Por el Bautismo, somos «piedras vivas» de este Templo, y manan para nosotros torrentes de agua viva (cfr. Jn 19,34). Este templo de su Cuerpo, destruido y reconstruido, es el signo que Dios nos ofrece en la cuaresma para que creamos en Él. «Cristo Crucificado, escándalo … , necedad. .. Para los llamados: fuerza de Dios y sabiduría de Dios» (2ª lect.). Dios en la cruz nos ha desconcertado. En la cruz el poder de Dios es debilidad, entrega callada, sacrificada, manos abiertas y traspasadas. Sabemos por la fe que la debilidad del amor crucificado de Dios es la fuerza suprema, y la locura de su humillación es la sabiduría suprema de la cruz.

 

El Templo era el corazón del pueblo judío, el centro de su vida religiosa y moral. El gesto de Jesús con un látigo contra los mercaderes, no es un gesto de ira y venganza sino de celo y pasión por Dios y su casa. «El celo de tu casa me devora».»Ya no habrá mercaderes», había dicho Zacarías. Jesús expulsa a todos los traficantes de la casa de oración. Intransigente con el mal, nunca pacta con él. Para nosotros resulta una llamada a la autenticidad, a la seriedad en la relación con Dios: a no convertir a Dios en un ídolo, a no utilizar su nombre para intereses rastreros y servirse de Dios en lugar de servir a Dios.

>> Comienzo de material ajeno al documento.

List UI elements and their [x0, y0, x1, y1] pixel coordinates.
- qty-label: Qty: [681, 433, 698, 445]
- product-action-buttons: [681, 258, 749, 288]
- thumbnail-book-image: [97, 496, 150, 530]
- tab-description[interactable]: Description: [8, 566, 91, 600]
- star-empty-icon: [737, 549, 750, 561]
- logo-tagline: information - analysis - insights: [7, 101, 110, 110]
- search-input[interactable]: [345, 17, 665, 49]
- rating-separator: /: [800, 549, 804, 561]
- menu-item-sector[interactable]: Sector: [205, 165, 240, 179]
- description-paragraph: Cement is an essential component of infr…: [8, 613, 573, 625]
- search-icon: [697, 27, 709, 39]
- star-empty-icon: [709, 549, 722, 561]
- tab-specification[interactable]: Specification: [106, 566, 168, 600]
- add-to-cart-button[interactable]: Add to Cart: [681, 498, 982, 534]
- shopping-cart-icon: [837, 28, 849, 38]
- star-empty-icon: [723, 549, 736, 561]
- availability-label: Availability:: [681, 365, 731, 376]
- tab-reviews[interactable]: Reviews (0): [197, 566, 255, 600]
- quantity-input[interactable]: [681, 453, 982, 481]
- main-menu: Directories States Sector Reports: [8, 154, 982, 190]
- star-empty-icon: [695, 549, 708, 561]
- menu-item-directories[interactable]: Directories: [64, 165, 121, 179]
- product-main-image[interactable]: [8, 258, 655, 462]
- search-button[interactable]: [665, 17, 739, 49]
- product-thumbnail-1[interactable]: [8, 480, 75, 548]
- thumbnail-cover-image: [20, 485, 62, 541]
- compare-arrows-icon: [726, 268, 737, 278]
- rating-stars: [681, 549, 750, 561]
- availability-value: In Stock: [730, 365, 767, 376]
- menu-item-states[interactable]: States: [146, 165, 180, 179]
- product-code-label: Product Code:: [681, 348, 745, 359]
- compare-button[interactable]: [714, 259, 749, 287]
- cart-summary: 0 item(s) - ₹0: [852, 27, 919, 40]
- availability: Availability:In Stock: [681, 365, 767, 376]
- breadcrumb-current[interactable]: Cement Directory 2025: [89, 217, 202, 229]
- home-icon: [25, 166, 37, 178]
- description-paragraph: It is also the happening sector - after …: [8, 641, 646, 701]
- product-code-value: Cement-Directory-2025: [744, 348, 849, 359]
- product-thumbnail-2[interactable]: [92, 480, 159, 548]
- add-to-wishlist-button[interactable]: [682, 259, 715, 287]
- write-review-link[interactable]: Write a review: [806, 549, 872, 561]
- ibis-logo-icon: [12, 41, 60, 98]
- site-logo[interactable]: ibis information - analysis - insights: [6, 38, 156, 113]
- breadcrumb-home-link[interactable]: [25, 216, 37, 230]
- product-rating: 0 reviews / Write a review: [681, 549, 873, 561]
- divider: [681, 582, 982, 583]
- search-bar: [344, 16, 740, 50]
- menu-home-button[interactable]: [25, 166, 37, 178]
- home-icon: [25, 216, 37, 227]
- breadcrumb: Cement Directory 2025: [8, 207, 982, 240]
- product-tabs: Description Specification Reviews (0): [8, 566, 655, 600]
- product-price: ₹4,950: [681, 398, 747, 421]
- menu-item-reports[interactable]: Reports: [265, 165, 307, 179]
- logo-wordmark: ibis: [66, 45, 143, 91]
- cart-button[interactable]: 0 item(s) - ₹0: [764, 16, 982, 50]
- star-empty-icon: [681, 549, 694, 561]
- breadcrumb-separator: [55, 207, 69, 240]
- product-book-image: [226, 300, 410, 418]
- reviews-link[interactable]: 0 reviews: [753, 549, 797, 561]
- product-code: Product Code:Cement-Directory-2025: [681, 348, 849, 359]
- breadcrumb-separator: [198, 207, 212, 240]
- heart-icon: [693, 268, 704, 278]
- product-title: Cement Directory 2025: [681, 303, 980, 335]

ServirLe, no servimos de Él.

 

La lucha contra el mal es, sobre todo, una opción positiva, una adhesión al Bien que es Dios mismo. No somos la religión de los «Noes». Cumpliendo los mandamientos decimos «sí a Dios» (1ª lect.) Y reafirmamos la alianza, el pacto de amor que Dios hizo con nosotros en el bautismo.

 

«Jesús sabe lo que hay dentro de cada hombre» (Evang.). Pienso en la purificación de este  templo que soy yo, y somos cada uno de nosotros: Ahora mismo, ¿te descubres con alguna dependencia que no es del agrado de Dios?

 

Papa Francisco: La gran amenaza, «es el gris pragmatismo de la vida cotidiana de la Iglesia en el cual aparentemente todo procede con normalidad, pero en realidad la fe se va desgastando y degenerando en mezquindad». Se desarrolla la psicología de la tumba, que poco a poco convierte a los cristianos en momias de museo. Desilusionados con la realidad, con la Iglesia o consigo mismos, viven la constante tentación de apegarse a una tristeza dulzona, sin esperanza, que se apodera del corazón como «el más preciado de los elixires del demonio»… ¡No nos dejemos robar  la alegría evangelizadora!» (EG83). Primera Javierada. San Francisco Javier, guía y modelo de nuestra purificación, amor, entrega y seguimiento de Jesús.